Oh I also like shows like the makeover ones, not the like flip it shows but there's some blonde-hair lady that goes into businesses and she tells them what's wrong with the business and she fixes it into this great business. I don't know if you guys know the name of that show but it's awesome. I'm a little bit more entrepreneurial in my head so I like to figure out how to fix things myself. So all these shows, I don't know what's wrong with me but that's what I like.

Question:
Anything interesting on your DVR right now?

Jenny McCarthy:
I've not even attempted to record on my DVR. I think I've got Saturday Night Live on there.

Question:
Love in the Wild has been compared to reality shows like The Bachelor and Survivor, if you had to choose which one would you be on?

Jenny McCarthy:
Without a doubt probably Survivor. I like way more of a challenge. I enjoy putting myself through hell for some reason. I think it's a test of your soul, of your strength so I would probably do that.

Question:
Last season all the couples fell for each other and were happy with who they were with right from the beginning and that was nice and all but there certainly wasn't a lot of drama and cattiness. Will we see anything different this season?

Jenny McCarthy:
I saw that same thing when I was watching the first season and I thought to myself uh-oh because even though you want people to fall in love you still want to see some drama, you know? And what the producers did this year was add in twists. They added enough twists in there that they changed things up and made people kind of forced to look at each other and mingle at the cabin, if you will. So without a doubt it was successful because I mean I think during the couple's choice ceremony you guys will see me say, "Oh my God, no way." And I'm without a doubt shocked at every couple's choice ceremony.
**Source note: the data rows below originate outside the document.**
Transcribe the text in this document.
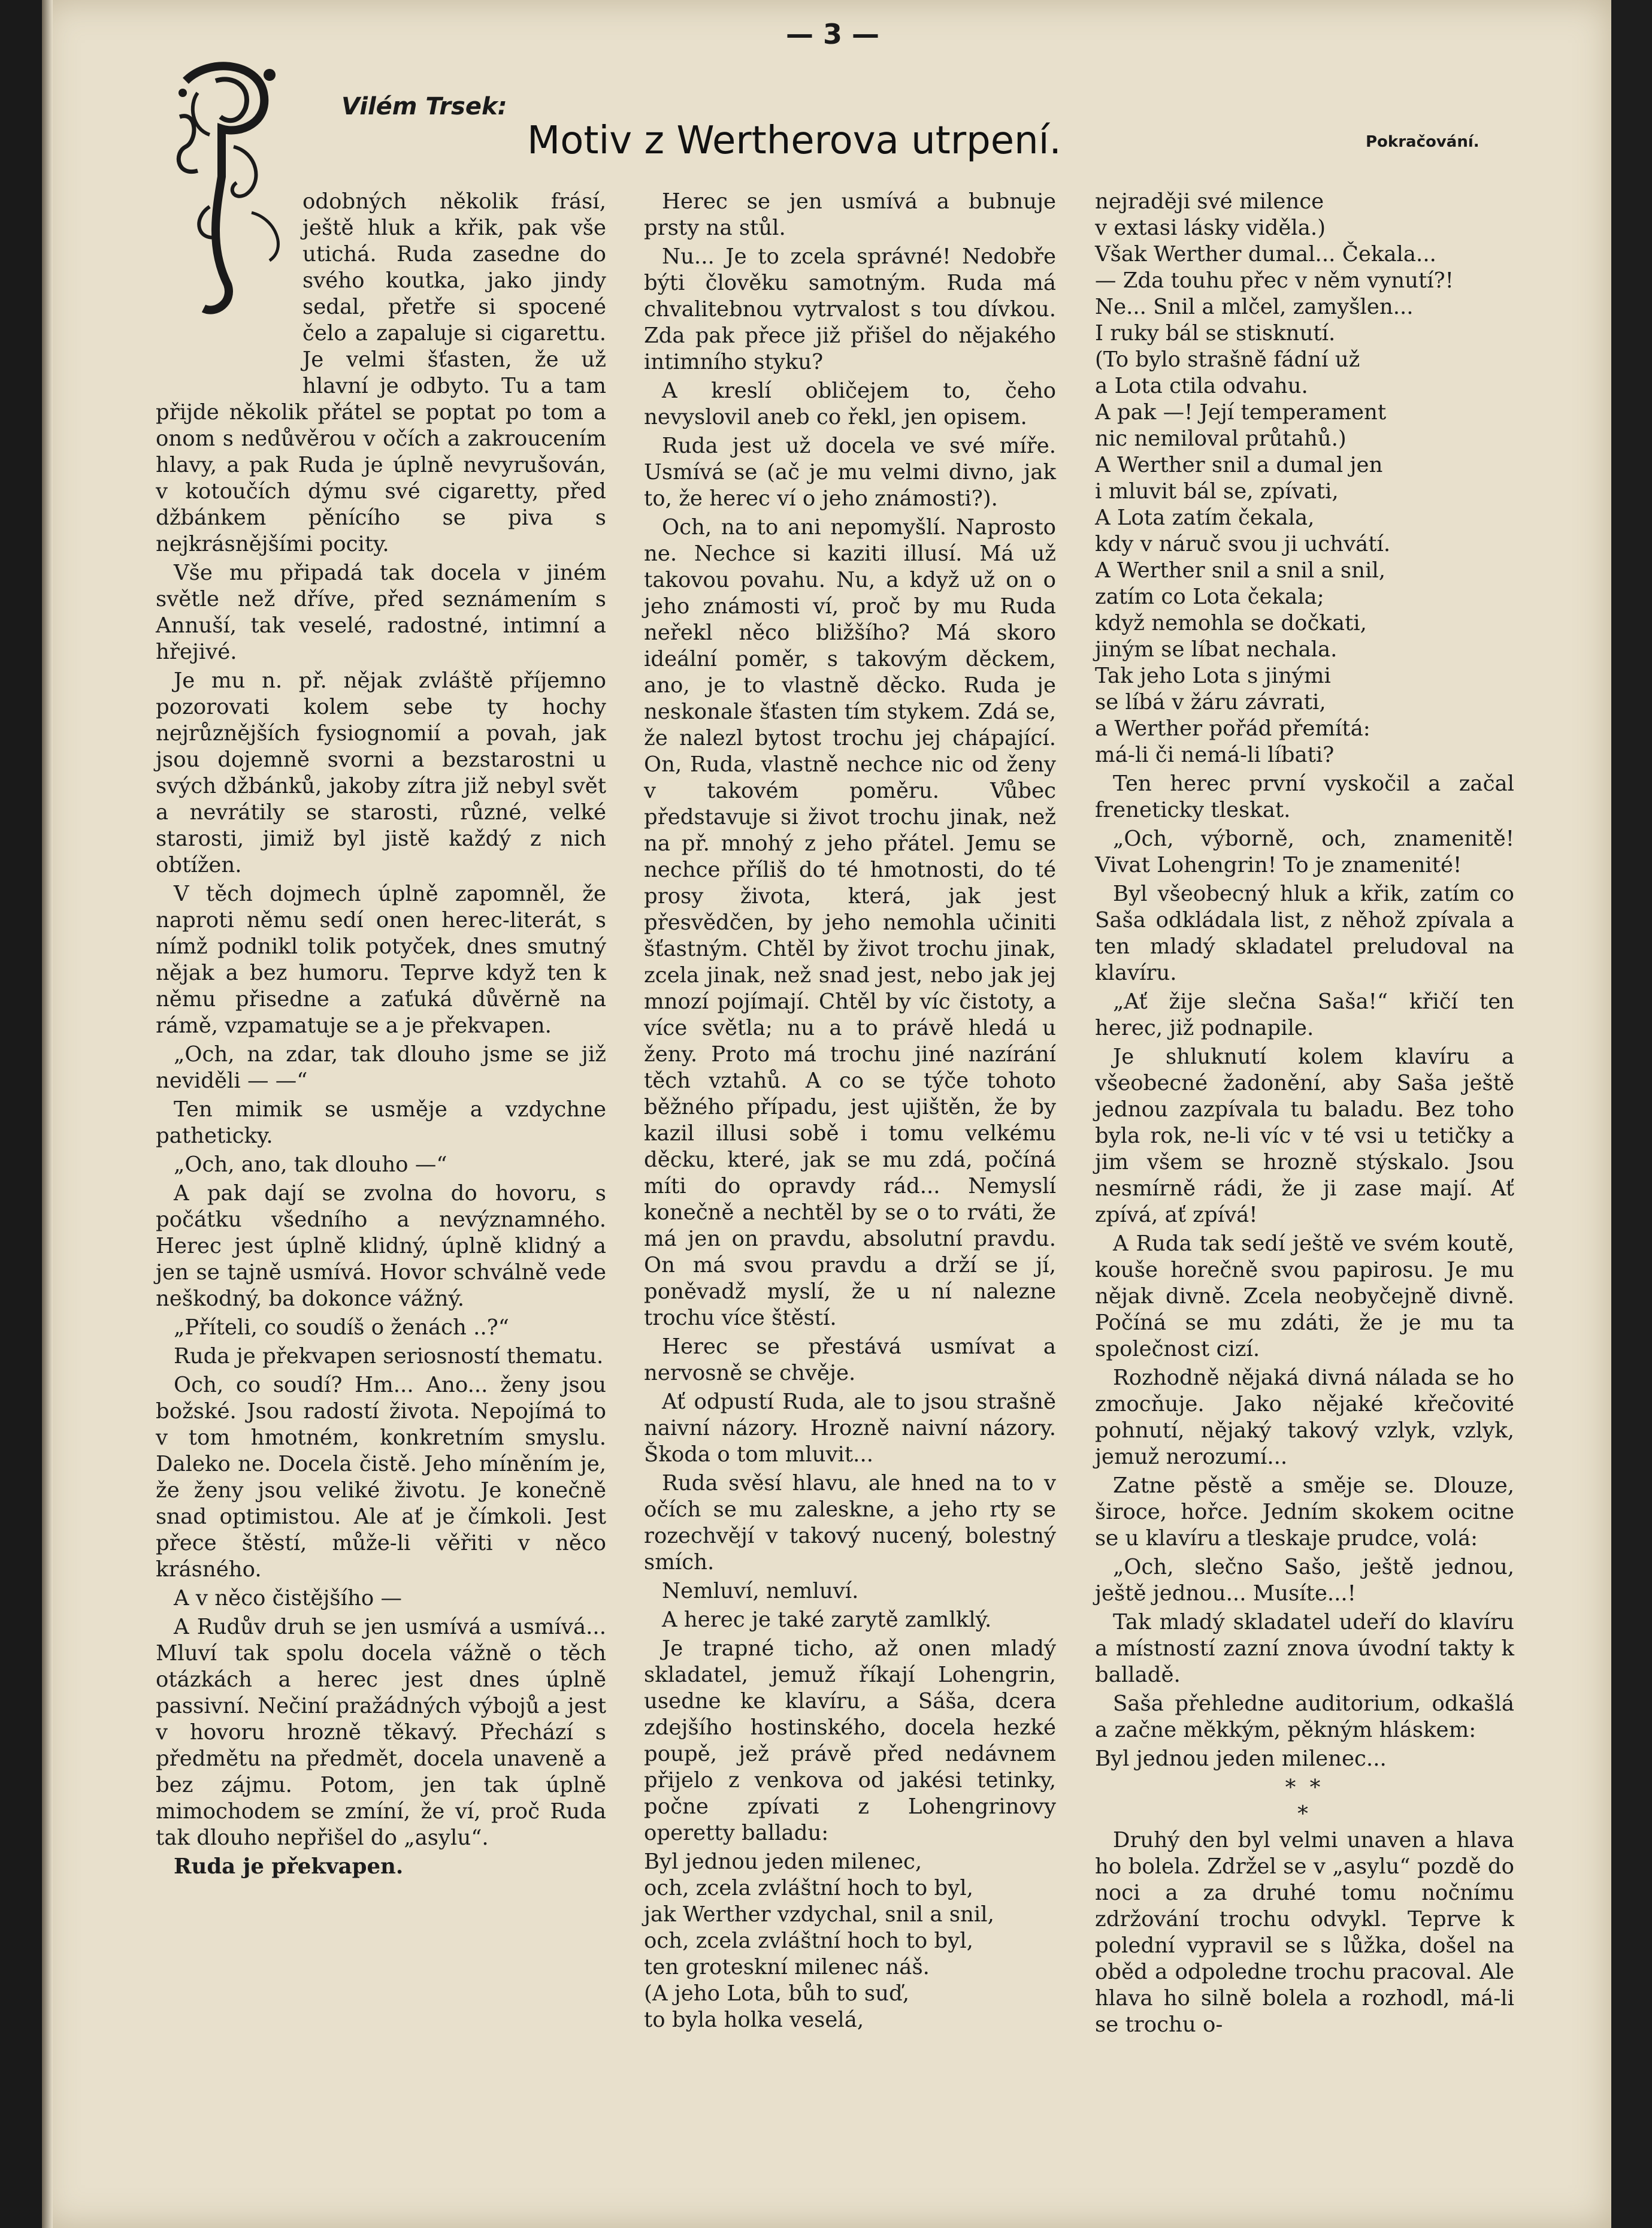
— 3 —
Vilém Trsek:
Motiv z Wertherova utrpení.	Pokračování.

odobných několik frásí, ještě hluk a křik, pak vše utichá. Ruda zasedne do svého koutka, jako jindy sedal, přetře si spocené čelo a zapaluje si cigarettu. Je velmi šťasten, že už hlavní je odbyto. Tu a tam přijde několik přátel se poptat po tom a onom s nedůvěrou v očích a zakroucením hlavy, a pak Ruda je úplně nevyrušován, v kotoučích dýmu své cigaretty, před džbánkem pěnícího se piva s nejkrásnějšími pocity.

Vše mu připadá tak docela v jiném světle než dříve, před seznámením s Annuší, tak veselé, radostné, intimní a hřejivé.

Je mu n. př. nějak zvláště příjemno pozorovati kolem sebe ty hochy nejrůznějších fysiognomií a povah, jak jsou dojemně svorni a bezstarostni u svých džbánků, jakoby zítra již nebyl svět a nevrátily se starosti, různé, velké starosti, jimiž byl jistě každý z nich obtížen.

V těch dojmech úplně zapomněl, že naproti němu sedí onen herec-literát, s nímž podnikl tolik potyček, dnes smutný nějak a bez humoru. Teprve když ten k němu přisedne a zaťuká důvěrně na rámě, vzpamatuje se a je překvapen.

„Och, na zdar, tak dlouho jsme se již neviděli — —“

Ten mimik se usměje a vzdychne patheticky.

„Och, ano, tak dlouho —“

A pak dají se zvolna do hovoru, s počátku všedního a nevýznamného. Herec jest úplně klidný, úplně klidný a jen se tajně usmívá. Hovor schválně vede neškodný, ba dokonce vážný.

„Příteli, co soudíš o ženách ..?“

Ruda je překvapen seriosností thematu.

Och, co soudí? Hm... Ano... ženy jsou božské. Jsou radostí života. Nepojímá to v tom hmotném, konkretním smyslu. Daleko ne. Docela čistě. Jeho míněním je, že ženy jsou veliké životu. Je konečně snad optimistou. Ale ať je čímkoli. Jest přece štěstí, může-li věřiti v něco krásného.

A v něco čistějšího —

A Rudův druh se jen usmívá a usmívá... Mluví tak spolu docela vážně o těch otázkách a herec jest dnes úplně passivní. Nečiní pražádných výbojů a jest v hovoru hrozně těkavý. Přechází s předmětu na předmět, docela unaveně a bez zájmu. Potom, jen tak úplně mimochodem se zmíní, že ví, proč Ruda tak dlouho nepřišel do „asylu“.

Ruda je překvapen.

Herec se jen usmívá a bubnuje prsty na stůl.

Nu... Je to zcela správné! Nedobře býti člověku samotným. Ruda má chvalitebnou vytrvalost s tou dívkou. Zda pak přece již přišel do nějakého intimního styku?

A kreslí obličejem to, čeho nevyslovil aneb co řekl, jen opisem.

Ruda jest už docela ve své míře. Usmívá se (ač je mu velmi divno, jak to, že herec ví o jeho známosti?).

Och, na to ani nepomyšlí. Naprosto ne. Nechce si kaziti illusí. Má už takovou povahu. Nu, a když už on o jeho známosti ví, proč by mu Ruda neřekl něco bližšího? Má skoro ideální poměr, s takovým děckem, ano, je to vlastně děcko. Ruda je neskonale šťasten tím stykem. Zdá se, že nalezl bytost trochu jej chápající. On, Ruda, vlastně nechce nic od ženy v takovém poměru. Vůbec představuje si život trochu jinak, než na př. mnohý z jeho přátel. Jemu se nechce příliš do té hmotnosti, do té prosy života, která, jak jest přesvědčen, by jeho nemohla učiniti šťastným. Chtěl by život trochu jinak, zcela jinak, než snad jest, nebo jak jej mnozí pojímají. Chtěl by víc čistoty, a více světla; nu a to právě hledá u ženy. Proto má trochu jiné nazírání těch vztahů. A co se týče tohoto běžného případu, jest ujištěn, že by kazil illusi sobě i tomu velkému děcku, které, jak se mu zdá, počíná míti do opravdy rád... Nemyslí konečně a nechtěl by se o to rváti, že má jen on pravdu, absolutní pravdu. On má svou pravdu a drží se jí, poněvadž myslí, že u ní nalezne trochu více štěstí.

Herec se přestává usmívat a nervosně se chvěje.

Ať odpustí Ruda, ale to jsou strašně naivní názory. Hrozně naivní názory. Škoda o tom mluvit...

Ruda svěsí hlavu, ale hned na to v očích se mu zaleskne, a jeho rty se rozechvějí v takový nucený, bolestný smích.

Nemluví, nemluví.

A herec je také zarytě zamlklý.

Je trapné ticho, až onen mladý skladatel, jemuž říkají Lohengrin, usedne ke klavíru, a Sáša, dcera zdejšího hostinského, docela hezké poupě, jež právě před nedávnem přijelo z venkova od jakési tetinky, počne zpívati z Lohengrinovy operetty balladu:

Byl jednou jeden milenec,
och, zcela zvláštní hoch to byl,
jak Werther vzdychal, snil a snil,
och, zcela zvláštní hoch to byl,
ten groteskní milenec náš.
(A jeho Lota, bůh to suď,
to byla holka veselá,
nejraději své milence
v extasi lásky viděla.)
Však Werther dumal... Čekala...
— Zda touhu přec v něm vynutí?!
Ne... Snil a mlčel, zamyšlen...
I ruky bál se stisknutí.
(To bylo strašně fádní už
a Lota ctila odvahu.
A pak —! Její temperament
nic nemiloval průtahů.)
A Werther snil a dumal jen
i mluvit bál se, zpívati,
A Lota zatím čekala,
kdy v náruč svou ji uchvátí.
A Werther snil a snil a snil,
zatím co Lota čekala;
když nemohla se dočkati,
jiným se líbat nechala.
Tak jeho Lota s jinými
se líbá v žáru závrati,
a Werther pořád přemítá:
má-li či nemá-li líbati?

Ten herec první vyskočil a začal freneticky tleskat.

„Och, výborně, och, znamenitě! Vivat Lohengrin! To je znamenité!

Byl všeobecný hluk a křik, zatím co Saša odkládala list, z něhož zpívala a ten mladý skladatel preludoval na klavíru.

„Ať žije slečna Saša!“ křičí ten herec, již podnapile.

Je shluknutí kolem klavíru a všeobecné žadonění, aby Saša ještě jednou zazpívala tu baladu. Bez toho byla rok, ne-li víc v té vsi u tetičky a jim všem se hrozně stýskalo. Jsou nesmírně rádi, že ji zase mají. Ať zpívá, ať zpívá!

A Ruda tak sedí ještě ve svém koutě, kouše horečně svou papirosu. Je mu nějak divně. Zcela neobyčejně divně. Počíná se mu zdáti, že je mu ta společnost cizí.

Rozhodně nějaká divná nálada se ho zmocňuje. Jako nějaké křečovité pohnutí, nějaký takový vzlyk, vzlyk, jemuž nerozumí...

Zatne pěstě a směje se. Dlouze, široce, hořce. Jedním skokem ocitne se u klavíru a tleskaje prudce, volá:

„Och, slečno Sašo, ještě jednou, ještě jednou... Musíte...!

Tak mladý skladatel udeří do klavíru a místností zazní znova úvodní takty k balladě.

Saša přehledne auditorium, odkašlá a začne měkkým, pěkným hláskem:

Byl jednou jeden milenec...
* *
*

Druhý den byl velmi unaven a hlava ho bolela. Zdržel se v „asylu“ pozdě do noci a za druhé tomu nočnímu zdržování trochu odvykl. Teprve k polední vypravil se s lůžka, došel na oběd a odpoledne trochu pracoval. Ale hlava ho silně bolela a rozhodl, má-li se trochu o-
And everyone every time we did one I would say to myself, "Oh I'm so scared" because this was the best one. Next week's going to be horrible because how can we out do that? And then next week happened I went, "Oh my God, we did it." It was just so dramatic and then it just kept going. So without a doubt the drama gods were with us and so was Cupid because it did turn out to be love at the end.

Question:
We're going to see some more backstabbing and maybe some people being blindsided then?

Jenny McCarthy:
Oh yes, oh yes, oh yes.

Question:
Although people on the show are there looking for love it's also a competition with a really awesome prize at the end and I'm wondering do you think you need to be in love to win it? Do you think a good strategy is to keep winning it? How do you balance that?

Jenny McCarthy:
The thing I came to realize is I'm glad there's not like this cash prize because then I would kind of question who's really wanting to be with each other. It is a trip together around the world. You are not going to want to be with someone that you don't like because that would be, to me, a trip from hell. So I enjoyed the fact that the couples realized that and did talk about it a lot like if I'm going to go on a trip around the world I don't want to be with so and so and they would get rid of them. So to me it was the perfect prize for the show.

Question:
Do you have any idea what the success rate of the couple from last year, do you know if the winners Mike and Samantha are still together or do you know anything about any of the other couples?

Jenny McCarthy:
I sure do. The first and second place couples are still together. I was kind of bragging about with the show because people were asking me like well you guys have only been on one season and your success rate is amazing, why do you think that is? And I said it's because of that format that we have. I mean versus The Bachelor you still can't really see who the real person is yet because there's not something going on that's forcing them to drop their representative whereas we've got to see these adventures. And as any of us knows when we do something with our partner that's very difficult we get cranky, we get bossy, we get victimy so by forcing this upon these couples, you do get to see all the colors of the people. So that's why I think we will continue to see success rates and I know so even in this season.